Riemann Zeta Function Analytic Continuation

Question

I am struggling to understand how the analytic continuation of the Riemann Zeta function is derived to extend it to all complex values $z$ not equal to $1$, starting with the series which converges only for $Re(z)>1$. Can someone provide a relatively simple/intuitive explanation of how this is achieved? Also, I understand that analytic continuation is unique, so there is only one analytic continuation of the Riemann Zeta Function, right?

Answer 1

Task: Extending $\zeta(z)$ to a meromorphic function on $\mathbb{C}$.

Assume that we studied and understood properties of $\Gamma(z)$ function which is meromorphic extension of the well-known integral to $\mathbb{C}$ $$\Gamma(z) = \int_0^{\infty} e^{-t}t^{z-1}dt, \quad \text{Re}z >0$$ and we want to use this meromorphic extension to extend $\zeta(z)$ meromorphically to $\mathbb{C}$ because we have the following simple identity (by $t=xn$) $$\int_0^{\infty} e^{-nx}x^{z-1}dx = \dfrac{1}{n^z}\int_0^{\infty} e^{-t} t^{z-1}dt= \dfrac{\Gamma(z)}{n^z}$$

If we know $\Gamma(z)$ function well then this identity is a good intuition to follow.
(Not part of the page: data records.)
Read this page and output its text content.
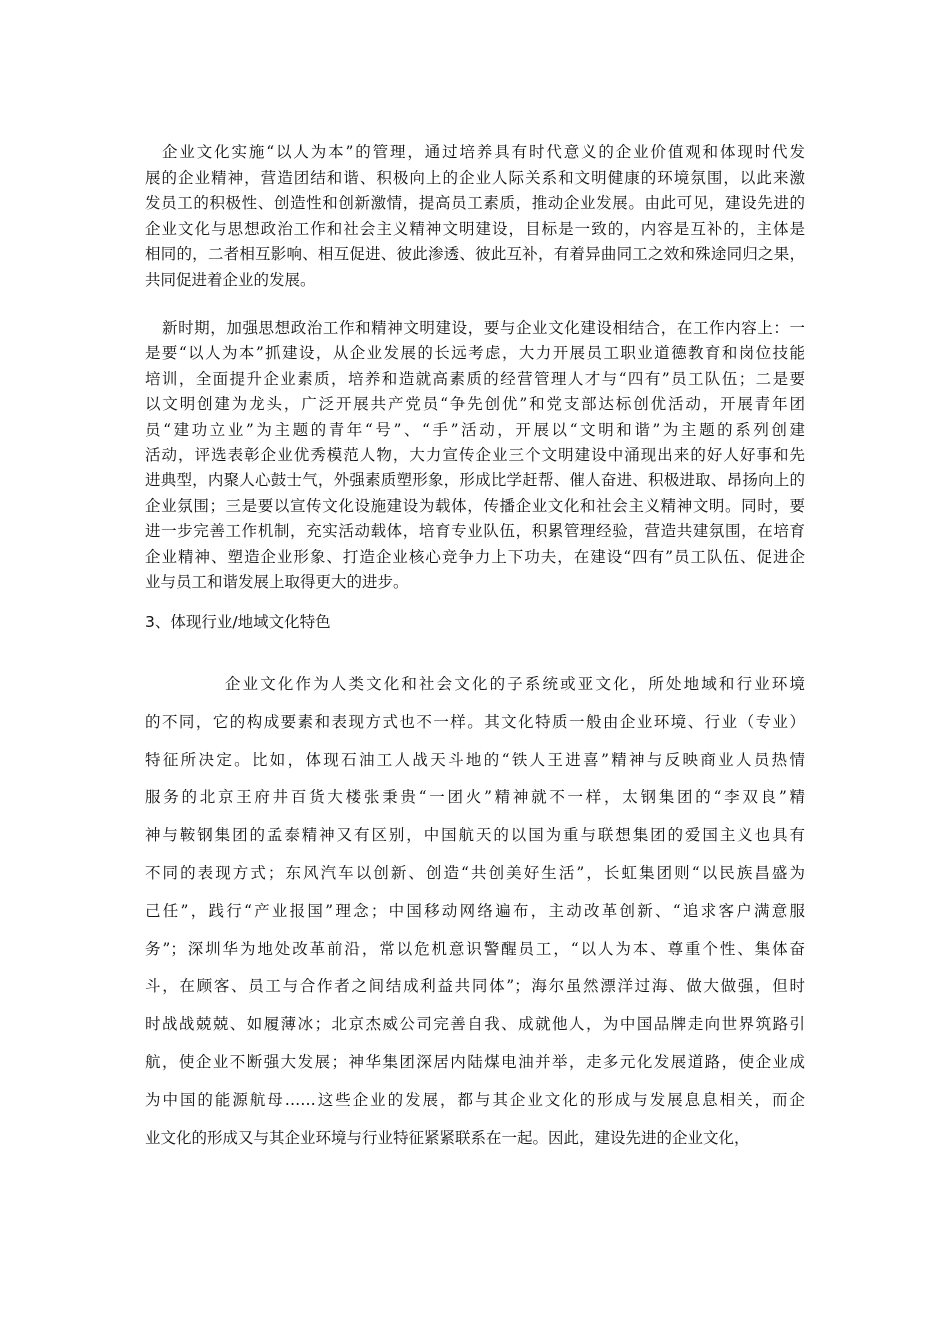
企业文化实施“以人为本”的管理，通过培养具有时代意义的企业价值观和体现时代发
展的企业精神，营造团结和谐、积极向上的企业人际关系和文明健康的环境氛围，以此来激
发员工的积极性、创造性和创新激情，提高员工素质，推动企业发展。由此可见，建设先进的
企业文化与思想政治工作和社会主义精神文明建设，目标是一致的，内容是互补的，主体是
相同的，二者相互影响、相互促进、彼此渗透、彼此互补，有着异曲同工之效和殊途同归之果，
共同促进着企业的发展。
新时期，加强思想政治工作和精神文明建设，要与企业文化建设相结合，在工作内容上：一
是要“以人为本”抓建设，从企业发展的长远考虑，大力开展员工职业道德教育和岗位技能
培训，全面提升企业素质，培养和造就高素质的经营管理人才与“四有”员工队伍；二是要
以文明创建为龙头，广泛开展共产党员“争先创优”和党支部达标创优活动，开展青年团
员“建功立业”为主题的青年“号”、“手”活动，开展以“文明和谐”为主题的系列创建
活动，评选表彰企业优秀模范人物，大力宣传企业三个文明建设中涌现出来的好人好事和先
进典型，内聚人心鼓士气，外强素质塑形象，形成比学赶帮、催人奋进、积极进取、昂扬向上的
企业氛围；三是要以宣传文化设施建设为载体，传播企业文化和社会主义精神文明。同时，要
进一步完善工作机制，充实活动载体，培育专业队伍，积累管理经验，营造共建氛围，在培育
企业精神、塑造企业形象、打造企业核心竞争力上下功夫，在建设“四有”员工队伍、促进企
业与员工和谐发展上取得更大的进步。
3、体现行业/地域文化特色
企业文化作为人类文化和社会文化的子系统或亚文化，所处地域和行业环境
的不同，它的构成要素和表现方式也不一样。其文化特质一般由企业环境、行业（专业）
特征所决定。比如，体现石油工人战天斗地的“铁人王进喜”精神与反映商业人员热情
服务的北京王府井百货大楼张秉贵“一团火”精神就不一样，太钢集团的“李双良”精
神与鞍钢集团的孟泰精神又有区别，中国航天的以国为重与联想集团的爱国主义也具有
不同的表现方式；东风汽车以创新、创造“共创美好生活”，长虹集团则“以民族昌盛为
己任”，践行“产业报国”理念；中国移动网络遍布，主动改革创新、“追求客户满意服
务”；深圳华为地处改革前沿，常以危机意识警醒员工，“以人为本、尊重个性、集体奋
斗，在顾客、员工与合作者之间结成利益共同体”；海尔虽然漂洋过海、做大做强，但时
时战战兢兢、如履薄冰；北京杰威公司完善自我、成就他人，为中国品牌走向世界筑路引
航，使企业不断强大发展；神华集团深居内陆煤电油并举，走多元化发展道路，使企业成
为中国的能源航母……这些企业的发展，都与其企业文化的形成与发展息息相关，而企
业文化的形成又与其企业环境与行业特征紧紧联系在一起。因此，建设先进的企业文化，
But we are missing the infinite sum over $n$. Let's put a summation in front of this identity. Then by changing sum and integral (using the uniform convergence on $[\varepsilon, \infty]$) we obtain $$ \int_0^{\infty} \left( \sum_{n=1}^{\infty} e^{-nx} \right) x^{z-1}dx=\int_0^{\infty} \dfrac{x^{z-1}}{e^{x}-1}dx \quad \text{by }\dfrac{1}{e^x -1}= \dfrac{e^{-x}}{1-e^{-x}}$$

It is a bit technical but not very difficult($\omega \to x$ below) how to derive this(right) integral. Up to a constant it is the limit of the following function $$\varphi(z)= \dfrac{1}{2\pi i} \int_{\gamma} \dfrac{(-\omega)^{z-1}}{e^{\omega}-1}d\omega$$

(choose a branch cut $[0,\infty)$ for $(-\omega)^{z-1}$) where $\gamma$ is the contour from infinity to $\varepsilon$(with positive imaginary part) and circle of radius $\varepsilon$ at $\omega =0$ and $\varepsilon$ to infinity(with negative imaginary part) and as usual limit is taken for $\varepsilon \to 0$. Then using some identites for $\Gamma(z)$ function one obtains $$ \zeta(z)= -\Gamma(1-z)\varphi(z)$$

where we know(poles) the right hand side.

Yes, we have only one meromorphic continuation of $\zeta(z)$ to $\mathbb{C}$.